The most serious charges have been leveled against an Air Force interpreter, Senior Airman Ahmad I. al-Halabi, 24, who is accused of committing espionage by trying to deliver information to Syria, including 180 messages from prisoners, many of their names, and flight schedules in and out of the camp.

Military officials have privately suggested a range of theories, including the possibility that the interpreters sabotaged the interrogations. This theory was first reported by CNN on Saturday.

One senior Air Force official said Monday that terrorists who might gain inside information from American confederates at the camp could have been trying to disrupt flights to and from the base. Another official said that terrorist leaders, by learning from the confederates which prisoners were in custody and what they were telling American interrogators, could try to mitigate the damage to their operations.
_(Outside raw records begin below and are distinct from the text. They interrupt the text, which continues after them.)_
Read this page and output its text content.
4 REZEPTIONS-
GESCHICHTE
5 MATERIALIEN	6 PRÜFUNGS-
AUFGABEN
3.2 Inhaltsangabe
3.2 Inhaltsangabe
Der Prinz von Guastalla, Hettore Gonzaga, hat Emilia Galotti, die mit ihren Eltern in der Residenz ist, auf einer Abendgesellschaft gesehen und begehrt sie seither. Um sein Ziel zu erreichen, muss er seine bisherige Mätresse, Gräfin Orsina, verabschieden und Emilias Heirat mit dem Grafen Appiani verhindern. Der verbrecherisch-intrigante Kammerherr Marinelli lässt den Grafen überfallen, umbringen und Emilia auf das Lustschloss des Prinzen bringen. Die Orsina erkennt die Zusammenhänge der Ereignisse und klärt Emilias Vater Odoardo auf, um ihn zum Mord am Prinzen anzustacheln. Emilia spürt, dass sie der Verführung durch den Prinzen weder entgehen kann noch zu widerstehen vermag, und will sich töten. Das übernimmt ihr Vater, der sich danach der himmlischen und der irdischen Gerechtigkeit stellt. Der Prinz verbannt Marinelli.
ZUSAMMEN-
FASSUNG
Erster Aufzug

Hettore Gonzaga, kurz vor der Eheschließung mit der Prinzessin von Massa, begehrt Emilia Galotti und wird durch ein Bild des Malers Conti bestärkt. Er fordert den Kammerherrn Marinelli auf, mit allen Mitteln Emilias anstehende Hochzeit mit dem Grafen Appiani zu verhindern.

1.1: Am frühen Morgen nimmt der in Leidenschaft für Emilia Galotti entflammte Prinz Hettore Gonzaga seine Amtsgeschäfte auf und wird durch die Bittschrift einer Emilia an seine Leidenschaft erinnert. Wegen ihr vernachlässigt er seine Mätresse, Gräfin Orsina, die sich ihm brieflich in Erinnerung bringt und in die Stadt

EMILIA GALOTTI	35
On one level, each branch of the military is investigating the espionage-related accusations against members of its own service. But a senior defense official said these inquiries were being coordinated as part of a broader investigation involving numerous government agencies that he would not discuss in detail.

"The worst fear is that it's all one interrelated network that was inspired by Al Qaeda," said a senior Air Force official. "But we don't have any concrete evidence of that yet."

There are also tantalizing clues that the military knows much more about at least some of the suspects than it is letting on. For instance, court documents filed in Airman al-Halabi's case show that Air Force authorities were monitoring the airman, a Syrian-born supply clerk, before he was sent to Guantánamo Bay in November 2002. But the documents do not say why he was under investigation. Most of the documents in the case are classified.

Other senior officials, including Gen. Richard B. Myers, the chairman of the Joint Chiefs of Staff, have also hinted that authorities at Guantánamo may know more about the suspects than they are saying.

"We had, I'll just say, things in place, counterintelligence capabilities in place to try to prevent this," General Myers told reporters on Thursday.

The growing concerns over the magnitude of potential security breaches at Guantánamo came as Pentagon officials said Monday that a Navy sailor who worked at the prison camp was questioned by naval investigators over the weekend and released. They gave no details.

That questioning brought to four the total number of people the military has interrogated in relation to possible espionage at the Cuban detention facility, but a senior military official said about 10 people altogether are under scrutiny.

So far, three men — an Army chaplain and two Arabic-language interpreters, including Airman al-Halabi — who worked at the base with the suspected Qaeda and Taliban prisoners have been arrested, separately. They are all being held on suspicion of espionage.

The most recent arrest happened last week in Boston, involving Ahmed Fathy Mehalba, a civilian translator, who was detained after authorities found that a compact disc he was carrying contained government documents marked "secret."

About three other people are under active surveillance, including the sailor questioned over the weekend and an Air Force service member who was a linguist at the base, two defense officials said. There are about three or four other people who may have had close contacts with the other six, said one of the officials who declined to described them further.

Defense Secretary Donald H. Rumsfeld and other senior Pentagon officials have in recent days sought to give the impression that the military is on top the investigation.

"Historically we know that when you are in a war and you have enemies, that they are going to seek to find ways to advantage themselves and disadvantage you," Mr. Rumsfeld told reporters last Thursday. "It's been so throughout history."

Mr. Rumsfeld also defended the commander of the military interrogation center at the Cuban detainee camp, Maj. Gen. Geoff Miller of the Army.

Privately, however, military officials voice deeper concerns about the scope of any possible spy penetration at the prison camp, and the ultimate goal of any conspiracy. A team of investigators from the United States Southern Command in Miami arrived at the camp last week to review security procedures.